Friday, 27 July 2012

Traditional Sunday lunch - with a twist

If you're a frugal foodie feeling like a change, why not go for a traditional Sunday lunch Cantonese-style? Dim sum is a tapas-esque selection of small dishes either chosen from a selection wheeled round on trolleys or ordered from a menu, and is available in most Chinatown restaurants daily until late afternoon. My personal favourite is Lido - just look for the blue awning near the end of Gerrard Street.

Ask for the dim sum menu and don't panic about the Chinese-only tick sheet - the separate menu has corresponding numbers with both pictures and English descriptions. Simply find the number of the dish you like on the tick sheet and write how many you want (usually one) in the brackets. (Don't include the menu in your Facebook check-in pic and everyone will wonder how you managed it!)

 We tend to order seven dishes between two people, but I may well be greedier than you: for dim sum virgins, may I suggest a selection from the following:

Har gau* - called 'dumplings' but actually prawns steamed in a light translucent wrapper a bit like very thin pasta. Served in a steamer, these will be HOT so be careful - but then don't leave them too long, they are best eaten as fresh as possible. I like mine dipped in a dash of chilli oil, but soy sauce or just as they are is fine.

Siu mai - again, steamed 'dumplings' this time wonton wrappers filled with minced pork and prawns, open at the top.

Cha siu bao - steamed savoury buns filled with Chinese barbecued pork. Light, fluffy and delicious, but very filling!

Cheong fun - flat rice noodle wrapped around a filling of your choice, a little like slithery cannelloni. I'm a seafood girl, so I normally go for the prawn ones, but that's me.

Spring rolls - prawn and yam, or Vietnamese for a change.

Steamed glutinous rice in lotus leaves - this looks very exotic! A little package of sticky rice filled with mixed meats and Chinese sausage, all parcelled up in lotus leaves and steamed. Simply unwrap and enjoy (and don't eat the leaves!).

Turnip paste - yes I know it sounds very Baldrick, but it's actually made with daikon, a Chinese radish/turnip, and finely-chopped meat, cut into slabs and fried - kind of like a very mildly-flavoured Cantonese bubble and squeak, with a comforting texture. Do consider it - I am addicted to it dunked in fiery chilli sauce, I know not why.

Noodles - I'm a big fan of the flat, wide Ho Fun rice noodles with beef, stir-fried dry or with sauce, but these are fairly self-explanatory so take your pick. This will be a big portion, a meal in itself!

To finish - I love the little bite-sized custard tarts, but the coconut pudding is also good.

Some words to the wise.
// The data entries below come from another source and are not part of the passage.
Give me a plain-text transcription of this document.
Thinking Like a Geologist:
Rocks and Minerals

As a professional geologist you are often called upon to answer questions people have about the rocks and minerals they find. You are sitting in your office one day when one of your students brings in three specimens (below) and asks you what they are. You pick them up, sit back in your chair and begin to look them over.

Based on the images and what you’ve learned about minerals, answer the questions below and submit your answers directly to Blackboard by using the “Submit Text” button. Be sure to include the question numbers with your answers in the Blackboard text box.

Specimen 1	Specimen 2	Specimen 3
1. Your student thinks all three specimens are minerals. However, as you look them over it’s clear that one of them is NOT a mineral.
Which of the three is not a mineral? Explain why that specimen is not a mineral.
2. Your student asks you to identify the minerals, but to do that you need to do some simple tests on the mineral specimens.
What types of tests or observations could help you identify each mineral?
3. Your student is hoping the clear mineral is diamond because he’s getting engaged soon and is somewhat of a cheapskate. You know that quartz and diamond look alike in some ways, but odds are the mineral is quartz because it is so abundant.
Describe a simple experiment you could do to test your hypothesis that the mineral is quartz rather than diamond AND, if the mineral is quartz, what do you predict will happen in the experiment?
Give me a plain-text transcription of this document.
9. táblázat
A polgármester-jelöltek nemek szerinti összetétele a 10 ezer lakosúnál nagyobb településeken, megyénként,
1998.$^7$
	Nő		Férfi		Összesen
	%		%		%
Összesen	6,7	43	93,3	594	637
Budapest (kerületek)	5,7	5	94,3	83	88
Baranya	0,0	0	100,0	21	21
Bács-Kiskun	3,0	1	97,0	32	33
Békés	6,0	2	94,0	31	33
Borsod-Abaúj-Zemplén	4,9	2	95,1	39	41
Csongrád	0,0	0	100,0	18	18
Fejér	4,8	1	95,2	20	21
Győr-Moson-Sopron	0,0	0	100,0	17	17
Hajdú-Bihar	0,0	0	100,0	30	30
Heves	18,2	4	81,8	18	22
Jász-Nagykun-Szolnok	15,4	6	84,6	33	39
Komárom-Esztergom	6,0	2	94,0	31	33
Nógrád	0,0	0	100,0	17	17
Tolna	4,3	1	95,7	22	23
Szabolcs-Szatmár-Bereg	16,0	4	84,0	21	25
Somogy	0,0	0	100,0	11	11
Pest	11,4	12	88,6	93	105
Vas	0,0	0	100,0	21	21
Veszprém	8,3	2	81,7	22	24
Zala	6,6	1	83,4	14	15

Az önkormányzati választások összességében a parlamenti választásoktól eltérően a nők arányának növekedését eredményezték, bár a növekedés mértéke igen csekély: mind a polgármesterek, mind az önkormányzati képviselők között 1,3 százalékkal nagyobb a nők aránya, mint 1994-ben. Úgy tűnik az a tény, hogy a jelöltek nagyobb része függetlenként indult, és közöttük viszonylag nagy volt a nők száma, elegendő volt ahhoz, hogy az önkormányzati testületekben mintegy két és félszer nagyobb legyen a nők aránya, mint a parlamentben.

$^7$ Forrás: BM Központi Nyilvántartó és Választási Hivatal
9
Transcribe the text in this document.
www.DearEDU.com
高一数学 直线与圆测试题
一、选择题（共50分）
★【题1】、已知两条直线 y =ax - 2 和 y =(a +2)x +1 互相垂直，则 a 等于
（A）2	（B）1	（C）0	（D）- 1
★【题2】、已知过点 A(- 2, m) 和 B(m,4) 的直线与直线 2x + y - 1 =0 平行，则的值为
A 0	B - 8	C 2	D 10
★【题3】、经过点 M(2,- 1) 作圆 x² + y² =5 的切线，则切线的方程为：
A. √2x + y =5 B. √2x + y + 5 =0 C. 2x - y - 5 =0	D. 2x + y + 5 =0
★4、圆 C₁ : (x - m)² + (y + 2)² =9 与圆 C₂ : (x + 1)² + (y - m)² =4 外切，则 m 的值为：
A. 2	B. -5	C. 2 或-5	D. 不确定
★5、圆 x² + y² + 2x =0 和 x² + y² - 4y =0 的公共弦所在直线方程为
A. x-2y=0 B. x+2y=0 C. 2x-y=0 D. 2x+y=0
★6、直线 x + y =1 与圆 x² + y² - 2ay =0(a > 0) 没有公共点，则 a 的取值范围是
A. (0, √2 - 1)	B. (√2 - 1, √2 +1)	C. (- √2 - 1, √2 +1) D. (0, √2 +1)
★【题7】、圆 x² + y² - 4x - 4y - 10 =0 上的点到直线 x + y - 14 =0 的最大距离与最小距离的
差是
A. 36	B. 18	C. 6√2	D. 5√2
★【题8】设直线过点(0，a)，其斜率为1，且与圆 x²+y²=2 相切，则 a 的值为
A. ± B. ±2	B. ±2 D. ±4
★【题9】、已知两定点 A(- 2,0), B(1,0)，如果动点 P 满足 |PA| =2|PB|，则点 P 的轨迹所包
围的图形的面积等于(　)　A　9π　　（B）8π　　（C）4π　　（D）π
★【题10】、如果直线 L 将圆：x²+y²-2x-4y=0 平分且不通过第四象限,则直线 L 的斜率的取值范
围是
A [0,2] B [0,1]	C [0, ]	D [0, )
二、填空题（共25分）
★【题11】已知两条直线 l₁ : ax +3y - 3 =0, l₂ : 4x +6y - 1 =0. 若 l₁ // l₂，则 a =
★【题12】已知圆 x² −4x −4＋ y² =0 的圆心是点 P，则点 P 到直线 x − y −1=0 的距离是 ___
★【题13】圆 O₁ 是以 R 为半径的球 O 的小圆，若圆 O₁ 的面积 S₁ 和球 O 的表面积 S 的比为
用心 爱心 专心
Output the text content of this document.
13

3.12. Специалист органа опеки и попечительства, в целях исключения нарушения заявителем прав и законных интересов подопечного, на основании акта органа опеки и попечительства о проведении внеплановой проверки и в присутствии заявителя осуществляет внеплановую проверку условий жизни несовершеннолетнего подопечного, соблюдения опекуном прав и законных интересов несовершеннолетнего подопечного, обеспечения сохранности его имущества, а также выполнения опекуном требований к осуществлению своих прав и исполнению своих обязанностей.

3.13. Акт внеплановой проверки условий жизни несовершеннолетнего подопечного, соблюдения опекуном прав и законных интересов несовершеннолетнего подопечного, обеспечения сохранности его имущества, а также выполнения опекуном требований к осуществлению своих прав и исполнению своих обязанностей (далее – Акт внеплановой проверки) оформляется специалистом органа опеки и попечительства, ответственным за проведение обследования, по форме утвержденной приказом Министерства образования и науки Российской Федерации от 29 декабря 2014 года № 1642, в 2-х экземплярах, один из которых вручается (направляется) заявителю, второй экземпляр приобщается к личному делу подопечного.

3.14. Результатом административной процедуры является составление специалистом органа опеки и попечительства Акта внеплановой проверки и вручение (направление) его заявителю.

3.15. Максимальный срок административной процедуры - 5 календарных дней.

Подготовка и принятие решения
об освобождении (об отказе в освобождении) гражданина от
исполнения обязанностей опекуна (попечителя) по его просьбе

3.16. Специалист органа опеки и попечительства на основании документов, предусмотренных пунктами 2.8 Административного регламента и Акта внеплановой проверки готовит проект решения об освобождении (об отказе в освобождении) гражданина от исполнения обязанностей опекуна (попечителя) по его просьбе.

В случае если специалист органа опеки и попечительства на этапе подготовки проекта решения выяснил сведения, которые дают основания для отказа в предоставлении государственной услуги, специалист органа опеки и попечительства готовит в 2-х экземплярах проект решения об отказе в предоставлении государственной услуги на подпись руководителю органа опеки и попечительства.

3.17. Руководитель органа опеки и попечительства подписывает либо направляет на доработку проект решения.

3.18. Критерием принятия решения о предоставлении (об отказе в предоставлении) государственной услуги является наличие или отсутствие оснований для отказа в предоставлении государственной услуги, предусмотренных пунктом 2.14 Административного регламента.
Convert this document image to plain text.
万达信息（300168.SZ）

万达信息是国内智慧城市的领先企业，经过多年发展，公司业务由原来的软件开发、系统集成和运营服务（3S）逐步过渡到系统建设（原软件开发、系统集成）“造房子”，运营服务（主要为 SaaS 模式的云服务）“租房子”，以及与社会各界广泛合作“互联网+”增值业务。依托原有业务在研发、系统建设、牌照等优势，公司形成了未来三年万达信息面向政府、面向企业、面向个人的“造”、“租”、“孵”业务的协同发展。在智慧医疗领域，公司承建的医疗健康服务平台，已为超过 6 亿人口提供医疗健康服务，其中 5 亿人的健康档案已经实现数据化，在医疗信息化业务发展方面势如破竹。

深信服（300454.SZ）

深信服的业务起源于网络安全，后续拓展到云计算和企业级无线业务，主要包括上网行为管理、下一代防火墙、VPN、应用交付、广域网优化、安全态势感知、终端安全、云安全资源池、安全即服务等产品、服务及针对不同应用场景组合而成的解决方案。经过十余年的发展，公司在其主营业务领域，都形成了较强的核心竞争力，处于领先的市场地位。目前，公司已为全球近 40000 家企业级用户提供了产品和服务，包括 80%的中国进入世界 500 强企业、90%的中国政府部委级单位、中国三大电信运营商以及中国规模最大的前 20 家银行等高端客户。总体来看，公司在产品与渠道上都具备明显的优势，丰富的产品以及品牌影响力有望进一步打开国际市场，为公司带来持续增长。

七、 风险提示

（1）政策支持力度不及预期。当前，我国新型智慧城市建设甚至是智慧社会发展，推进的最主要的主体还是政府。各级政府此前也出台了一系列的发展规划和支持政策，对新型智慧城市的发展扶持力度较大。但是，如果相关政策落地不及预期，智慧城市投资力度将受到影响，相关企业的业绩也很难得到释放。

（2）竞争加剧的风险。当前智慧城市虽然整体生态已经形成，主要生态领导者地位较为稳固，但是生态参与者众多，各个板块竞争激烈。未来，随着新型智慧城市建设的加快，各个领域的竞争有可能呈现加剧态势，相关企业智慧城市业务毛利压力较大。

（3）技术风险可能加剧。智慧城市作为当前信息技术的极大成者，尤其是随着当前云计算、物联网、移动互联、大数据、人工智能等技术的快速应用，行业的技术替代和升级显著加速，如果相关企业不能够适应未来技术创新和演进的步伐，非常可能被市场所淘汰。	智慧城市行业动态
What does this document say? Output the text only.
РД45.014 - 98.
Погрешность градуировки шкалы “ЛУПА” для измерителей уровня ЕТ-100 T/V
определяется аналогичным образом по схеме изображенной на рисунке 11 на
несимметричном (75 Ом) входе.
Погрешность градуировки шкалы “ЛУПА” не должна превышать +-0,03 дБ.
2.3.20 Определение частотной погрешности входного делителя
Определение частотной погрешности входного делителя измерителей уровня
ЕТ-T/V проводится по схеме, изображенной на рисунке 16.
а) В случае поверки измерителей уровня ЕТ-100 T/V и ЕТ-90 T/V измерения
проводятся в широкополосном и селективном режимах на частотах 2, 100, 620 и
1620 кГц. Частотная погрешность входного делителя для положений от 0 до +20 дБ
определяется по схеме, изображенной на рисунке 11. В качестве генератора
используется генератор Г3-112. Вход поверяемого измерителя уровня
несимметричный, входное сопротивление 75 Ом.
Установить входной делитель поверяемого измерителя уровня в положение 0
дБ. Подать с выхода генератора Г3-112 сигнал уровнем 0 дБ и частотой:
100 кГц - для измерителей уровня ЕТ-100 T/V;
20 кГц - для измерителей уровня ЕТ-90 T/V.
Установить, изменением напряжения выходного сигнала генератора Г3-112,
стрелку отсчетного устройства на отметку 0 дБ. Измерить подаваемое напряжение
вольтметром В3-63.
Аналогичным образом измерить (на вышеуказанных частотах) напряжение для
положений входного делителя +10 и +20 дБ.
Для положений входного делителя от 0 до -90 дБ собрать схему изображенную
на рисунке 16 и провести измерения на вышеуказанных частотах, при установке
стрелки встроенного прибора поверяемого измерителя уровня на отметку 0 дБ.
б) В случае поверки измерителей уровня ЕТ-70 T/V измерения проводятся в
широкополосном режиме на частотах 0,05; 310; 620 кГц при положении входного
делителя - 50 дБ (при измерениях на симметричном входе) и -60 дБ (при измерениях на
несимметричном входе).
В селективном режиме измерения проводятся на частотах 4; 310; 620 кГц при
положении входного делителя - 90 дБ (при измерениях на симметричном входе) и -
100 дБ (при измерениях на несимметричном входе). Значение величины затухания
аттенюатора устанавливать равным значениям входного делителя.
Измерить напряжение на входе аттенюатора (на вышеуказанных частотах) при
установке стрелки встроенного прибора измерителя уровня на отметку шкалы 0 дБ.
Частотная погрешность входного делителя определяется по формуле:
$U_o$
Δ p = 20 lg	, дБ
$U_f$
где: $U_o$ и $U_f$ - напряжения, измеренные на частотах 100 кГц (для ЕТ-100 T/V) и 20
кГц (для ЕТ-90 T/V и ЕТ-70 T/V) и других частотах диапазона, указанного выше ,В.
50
Don't wait for everything to arrive before starting; dishes will be brought to your table as and when they are freshly-prepared by the chefs, so just dig in and make room for the next set of plates and bamboo steamers to appear. Given this, remember the staff will be visiting every table at least five or six times so don't expect them to hang around and smile and shoot the breeze - they are lovely people and the service will be very efficient but you're not in Kansas anymore, Toto.

Traditionally dim sum is served with Chinese tea; if you plump for this option, refills are free and you will probably pay around £15 a head or less, depending on your dim sum choices. If you've over-ordered, just ask for some take-away boxes and there's your midnight TV snack sorted.

* PS: the English spelling of these dishes varies, so I have opted for the most common - not necessarily the ones Lido uses.